Quel est aujourd'hui le dilemme pour Moscou vis-à-vis de son voisin ?
Pour Moscou, il est absolument exclu d'accepter le basculement de la Biélorussie dans la sphère d'influence occidentale. La Russie va donc continuer à subventionner le pays, à promouvoir une forme d'intégration et – sans doute plus qu'elle le souhaiterait – à protéger le régime de Loukachenko. Même si elle comprend bien que le maintien du président en place peut avoir un coût politique très lourd. La population biélorusse, qui dans sa majorité n'est pas anti-russe, pourrait en effet le devenir si Moscou s'associait de trop près et trop longtemps aux dérives autoritaires d'Alexandre Loukachenko.

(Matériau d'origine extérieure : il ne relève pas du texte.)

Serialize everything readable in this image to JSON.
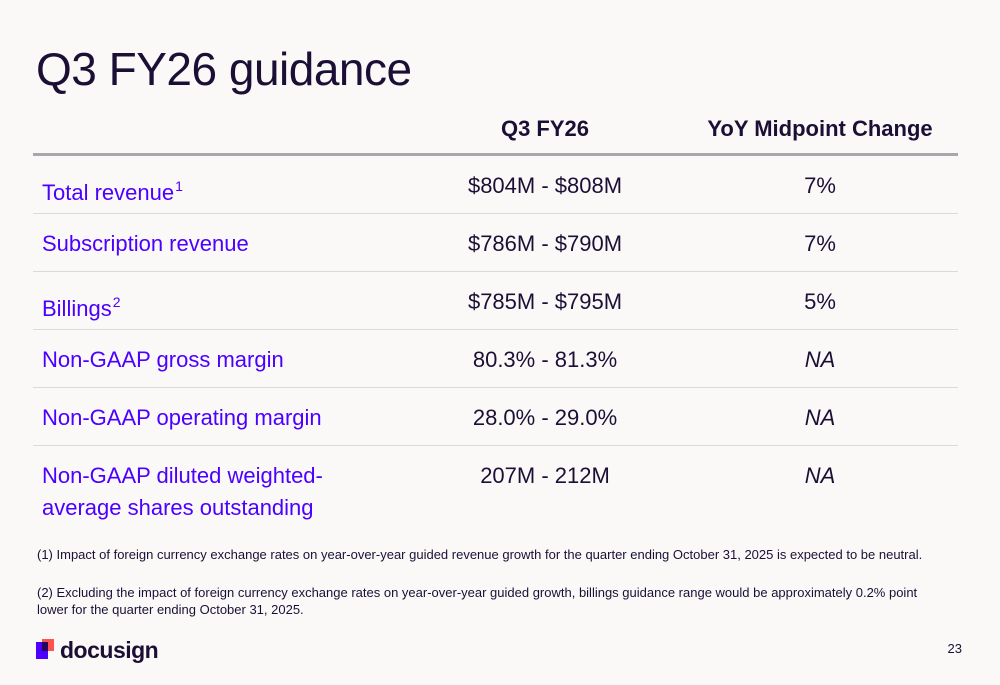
{
  "slide": {
    "title": "Q3 FY26 guidance",
    "columns": [
      "Q3 FY26",
      "YoY Midpoint Change"
    ],
    "rows": [
      {
        "label": "Total revenue",
        "sup": "1",
        "value": "$804M - $808M",
        "change": "7%"
      },
      {
        "label": "Subscription revenue",
        "sup": "",
        "value": "$786M - $790M",
        "change": "7%"
      },
      {
        "label": "Billings",
        "sup": "2",
        "value": "$785M - $795M",
        "change": "5%"
      },
      {
        "label": "Non-GAAP gross margin",
        "sup": "",
        "value": "80.3% - 81.3%",
        "change": "NA"
      },
      {
        "label": "Non-GAAP operating margin",
        "sup": "",
        "value": "28.0% - 29.0%",
        "change": "NA"
      },
      {
        "label": "Non-GAAP diluted weighted-average shares outstanding",
        "sup": "",
        "value": "207M - 212M",
        "change": "NA"
      }
    ],
    "footnotes": [
      "(1) Impact of foreign currency exchange rates on year-over-year guided revenue growth for the quarter ending October 31, 2025 is expected to be neutral.",
      "(2) Excluding the impact of foreign currency exchange rates on year-over-year guided growth, billings guidance range would be approximately 0.2% point lower for the quarter ending October 31, 2025."
    ],
    "brand": "docusign",
    "page_number": "23"
  },
  "colors": {
    "accent": "#4c00ff",
    "text": "#1c0f36",
    "logo_purple": "#4c00ff",
    "logo_orange": "#ff5252"
  }
}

Le destin des Biélorusses se joue-t-il à Moscou ?
Partiellement, oui. La Russie n'acceptera pas la répétition du scénario ukrainien de 2014, un nouveau "Maïdan" au profit de Washington et de Bruxelles. C'est une ligne rouge. Le remplacement d'Alexandre Loukachenko est un sujet ancien à Moscou, mais une telle transition est très difficile à mettre en œuvre. En réalité, le Kremlin ne peut pas organiser une "révolution de palais" à Minsk. Pour sa part, Loukachenko sait que Poutine a peur de perdre la Biélorussie ; il se présente donc comme le dernier rempart des intérêts russes contre l'Otan, la Pologne et les Occidentaux.
Vladimir Poutine semble souvent agacé par son homologue...

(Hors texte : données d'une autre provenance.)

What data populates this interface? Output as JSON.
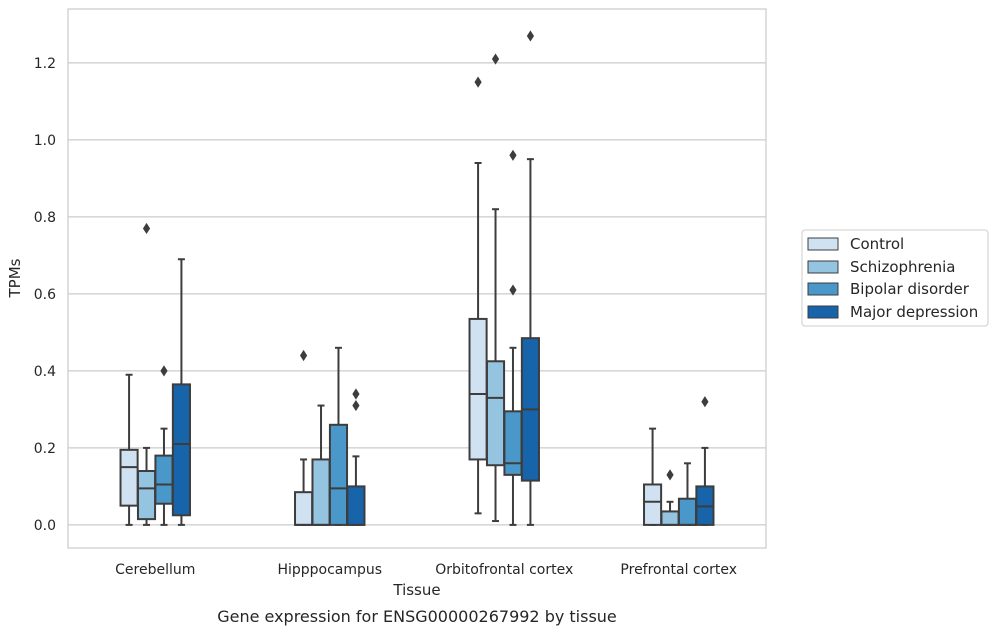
{
  "chart_data": {
    "type": "boxplot",
    "xlabel": "Tissue",
    "ylabel": "TPMs",
    "caption": "Gene expression for ENSG00000267992 by tissue",
    "categories": [
      "Cerebellum",
      "Hipppocampus",
      "Orbitofrontal cortex",
      "Prefrontal cortex"
    ],
    "ylim": [
      -0.06,
      1.34
    ],
    "yticks": [
      0.0,
      0.2,
      0.4,
      0.6,
      0.8,
      1.0,
      1.2
    ],
    "ytick_labels": [
      "0.0",
      "0.2",
      "0.4",
      "0.6",
      "0.8",
      "1.0",
      "1.2"
    ],
    "grid": "horizontal",
    "legend_position": "right",
    "series": [
      {
        "name": "Control",
        "color": "#d0e1f2",
        "boxes": [
          {
            "whislo": 0.0,
            "q1": 0.05,
            "med": 0.15,
            "q3": 0.195,
            "whishi": 0.39,
            "fliers": []
          },
          {
            "whislo": 0.0,
            "q1": 0.0,
            "med": 0.0,
            "q3": 0.085,
            "whishi": 0.17,
            "fliers": [
              0.44
            ]
          },
          {
            "whislo": 0.03,
            "q1": 0.17,
            "med": 0.34,
            "q3": 0.535,
            "whishi": 0.94,
            "fliers": [
              1.15
            ]
          },
          {
            "whislo": 0.0,
            "q1": 0.0,
            "med": 0.06,
            "q3": 0.105,
            "whishi": 0.25,
            "fliers": []
          }
        ]
      },
      {
        "name": "Schizophrenia",
        "color": "#94c4df",
        "boxes": [
          {
            "whislo": 0.0,
            "q1": 0.015,
            "med": 0.095,
            "q3": 0.14,
            "whishi": 0.2,
            "fliers": [
              0.77
            ]
          },
          {
            "whislo": 0.0,
            "q1": 0.0,
            "med": 0.0,
            "q3": 0.17,
            "whishi": 0.31,
            "fliers": []
          },
          {
            "whislo": 0.01,
            "q1": 0.155,
            "med": 0.33,
            "q3": 0.425,
            "whishi": 0.82,
            "fliers": [
              1.21
            ]
          },
          {
            "whislo": 0.0,
            "q1": 0.0,
            "med": 0.0,
            "q3": 0.035,
            "whishi": 0.06,
            "fliers": [
              0.13
            ]
          }
        ]
      },
      {
        "name": "Bipolar disorder",
        "color": "#4a98c9",
        "boxes": [
          {
            "whislo": 0.0,
            "q1": 0.055,
            "med": 0.105,
            "q3": 0.18,
            "whishi": 0.25,
            "fliers": [
              0.4
            ]
          },
          {
            "whislo": 0.0,
            "q1": 0.0,
            "med": 0.095,
            "q3": 0.26,
            "whishi": 0.46,
            "fliers": []
          },
          {
            "whislo": 0.0,
            "q1": 0.13,
            "med": 0.16,
            "q3": 0.295,
            "whishi": 0.46,
            "fliers": [
              0.61,
              0.96
            ]
          },
          {
            "whislo": 0.0,
            "q1": 0.0,
            "med": 0.0,
            "q3": 0.068,
            "whishi": 0.16,
            "fliers": []
          }
        ]
      },
      {
        "name": "Major depression",
        "color": "#1764ab",
        "boxes": [
          {
            "whislo": 0.0,
            "q1": 0.025,
            "med": 0.21,
            "q3": 0.365,
            "whishi": 0.69,
            "fliers": []
          },
          {
            "whislo": 0.0,
            "q1": 0.0,
            "med": 0.0,
            "q3": 0.1,
            "whishi": 0.178,
            "fliers": [
              0.31,
              0.34
            ]
          },
          {
            "whislo": 0.0,
            "q1": 0.115,
            "med": 0.3,
            "q3": 0.485,
            "whishi": 0.95,
            "fliers": [
              1.27
            ]
          },
          {
            "whislo": 0.0,
            "q1": 0.0,
            "med": 0.048,
            "q3": 0.1,
            "whishi": 0.2,
            "fliers": [
              0.32
            ]
          }
        ]
      }
    ]
  }
}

Il est vrai que le courant ne passe pas très bien entre les deux hommes, qui se fréquentent depuis une vingtaine d'années. Vladimir Poutine s'irrite quand Alexandre Loukachenko ne tient pas ses engagements sur l'intégration et fait tout pour botter en touche. A l'automne dernier, le président biélorusse s'était engagé à lancer un processus de transition, à réformer la Constitution. Les Russes ont voulu y voir la promesse qu'il n'irait pas au bout de son mandat et qu'il organiserait son départ. Le problème, c'est qu'Alexandre Loukachenko a repris la main et que son régime n'est plus menacé à court terme. Il est d'autant moins enclin à envisager un départ.

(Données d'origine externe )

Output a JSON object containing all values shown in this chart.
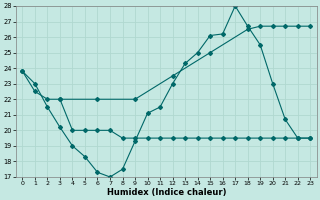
{
  "xlabel": "Humidex (Indice chaleur)",
  "bg_color": "#c5e8e2",
  "line_color": "#006868",
  "grid_color": "#b0d8d0",
  "ylim": [
    17,
    28
  ],
  "xlim_min": -0.5,
  "xlim_max": 23.5,
  "yticks": [
    17,
    18,
    19,
    20,
    21,
    22,
    23,
    24,
    25,
    26,
    27,
    28
  ],
  "xticks": [
    0,
    1,
    2,
    3,
    4,
    5,
    6,
    7,
    8,
    9,
    10,
    11,
    12,
    13,
    14,
    15,
    16,
    17,
    18,
    19,
    20,
    21,
    22,
    23
  ],
  "line1_x": [
    0,
    1,
    2,
    3,
    4,
    5,
    6,
    7,
    8,
    9,
    10,
    11,
    12,
    13,
    14,
    15,
    16,
    17,
    18,
    19,
    20,
    21,
    22,
    23
  ],
  "line1_y": [
    23.8,
    23.0,
    21.5,
    20.2,
    19.0,
    18.3,
    17.3,
    17.0,
    17.5,
    19.3,
    21.1,
    21.5,
    23.0,
    24.3,
    25.0,
    26.1,
    26.2,
    28.0,
    26.7,
    25.5,
    23.0,
    20.7,
    19.5,
    19.5
  ],
  "line2_x": [
    3,
    4,
    5,
    6,
    7,
    8,
    9,
    10,
    11,
    12,
    13,
    14,
    15,
    16,
    17,
    18,
    19,
    20,
    21,
    22,
    23
  ],
  "line2_y": [
    22.0,
    20.0,
    20.0,
    20.0,
    20.0,
    19.5,
    19.5,
    19.5,
    19.5,
    19.5,
    19.5,
    19.5,
    19.5,
    19.5,
    19.5,
    19.5,
    19.5,
    19.5,
    19.5,
    19.5,
    19.5
  ],
  "line3_x": [
    0,
    1,
    2,
    3,
    6,
    9,
    12,
    15,
    18,
    19,
    20,
    21,
    22,
    23
  ],
  "line3_y": [
    23.8,
    22.5,
    22.0,
    22.0,
    22.0,
    22.0,
    23.5,
    25.0,
    26.5,
    26.7,
    26.7,
    26.7,
    26.7,
    26.7
  ]
}
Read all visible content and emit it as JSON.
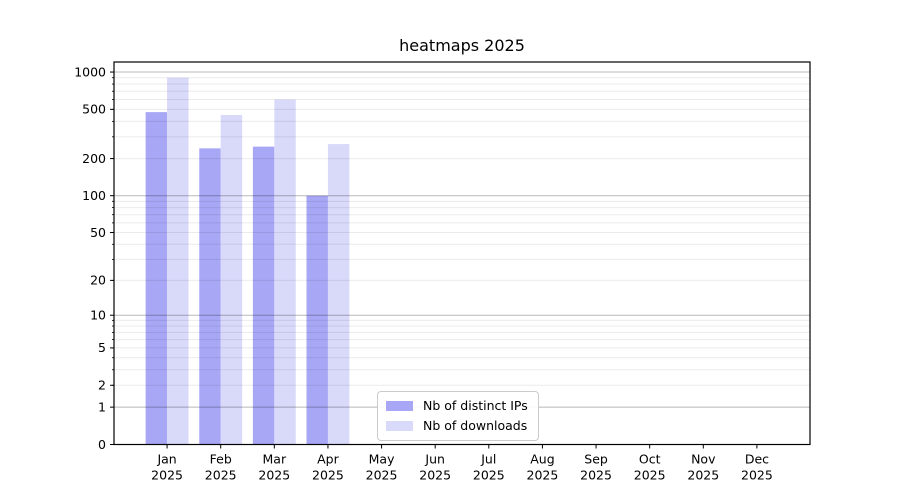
{
  "colors": {
    "distinct_ips": "#a7a7f6",
    "downloads": "#d9d9fa",
    "grid_major": "rgba(0,0,0,0.28)",
    "grid_minor": "rgba(0,0,0,0.08)",
    "axis": "#000000",
    "legend_border": "#cbcbcb",
    "text": "#000000"
  },
  "chart_data": {
    "type": "bar",
    "title": "heatmaps 2025",
    "categories": [
      "Jan",
      "Feb",
      "Mar",
      "Apr",
      "May",
      "Jun",
      "Jul",
      "Aug",
      "Sep",
      "Oct",
      "Nov",
      "Dec"
    ],
    "category_year": "2025",
    "series": [
      {
        "name": "Nb of distinct IPs",
        "color_key": "distinct_ips",
        "values": [
          475,
          242,
          250,
          100,
          0,
          0,
          0,
          0,
          0,
          0,
          0,
          0
        ]
      },
      {
        "name": "Nb of downloads",
        "color_key": "downloads",
        "values": [
          900,
          450,
          600,
          262,
          0,
          0,
          0,
          0,
          0,
          0,
          0,
          0
        ]
      }
    ],
    "y_scale": "log10(1+y)",
    "y_ticks": [
      0,
      1,
      2,
      5,
      10,
      20,
      50,
      100,
      200,
      500,
      1000
    ],
    "ylim": [
      0,
      1205
    ],
    "xlabel": "",
    "ylabel": "",
    "grid": "horizontal, minor 2-9 per decade light, major at powers of 10 darker, drawn over bars",
    "legend_position": "inside axes, lower center-left"
  }
}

Que veut obtenir Moscou de Minsk ?
La Russie considère qu'elle ne reçoit pas les contreparties de son soutien économique et politique à la Biélorussie. Elle souhaiterait qu'Alexandre Loukachenko joue le jeu en ce qui concerne la réforme constitutionnelle, qu'il libère Viktor Babaryko, qu'il privatise les grands groupes publics (engrais chimiques, raffineries, constructions mécaniques, défense, etc.), qu'il accepte d'aller plus loin dans l'intégration économique, politique et militaire, avec par exemple l'ouverture d'une base aérienne en Biélorussie.
Comment le Kremlin va-t-il accueillir les sanctions prises par l'Union européenne contre Minsk ?
Contrairement à ce qu'ils disent publiquement, les Russes ne sont pas fâchés de ces sanctions, car elles poussent un peu plus le régime biélorusse dans leurs bras en acculant encore davantage Alexandre Loukachenko. Le pire cauchemar du président biélorusse est en train de se matérialiser, avec un tête-à-tête exclusif avec Moscou. Dans cette configuration, il a très peu de chances de préserver son indépendance et de sauver son pouvoir à moyen terme.
Il faudra analyser attentivement le périmètre des sanctions économiques occidentales à venir. Si les grandes usines – notamment pétrochimiques – sont sanctionnées, elles ne pourront plus exporter vers l'Europe, alors qu'elles constituent la plus grande source de revenus du pays. Je pense que Moscou va tenter de "coincer" Loukachenko et – si l'occasion se présente – de l'éjecter au profit d'un dirigeant plus consensuel mais s'inscrivant dans une forme de continuité stratégique.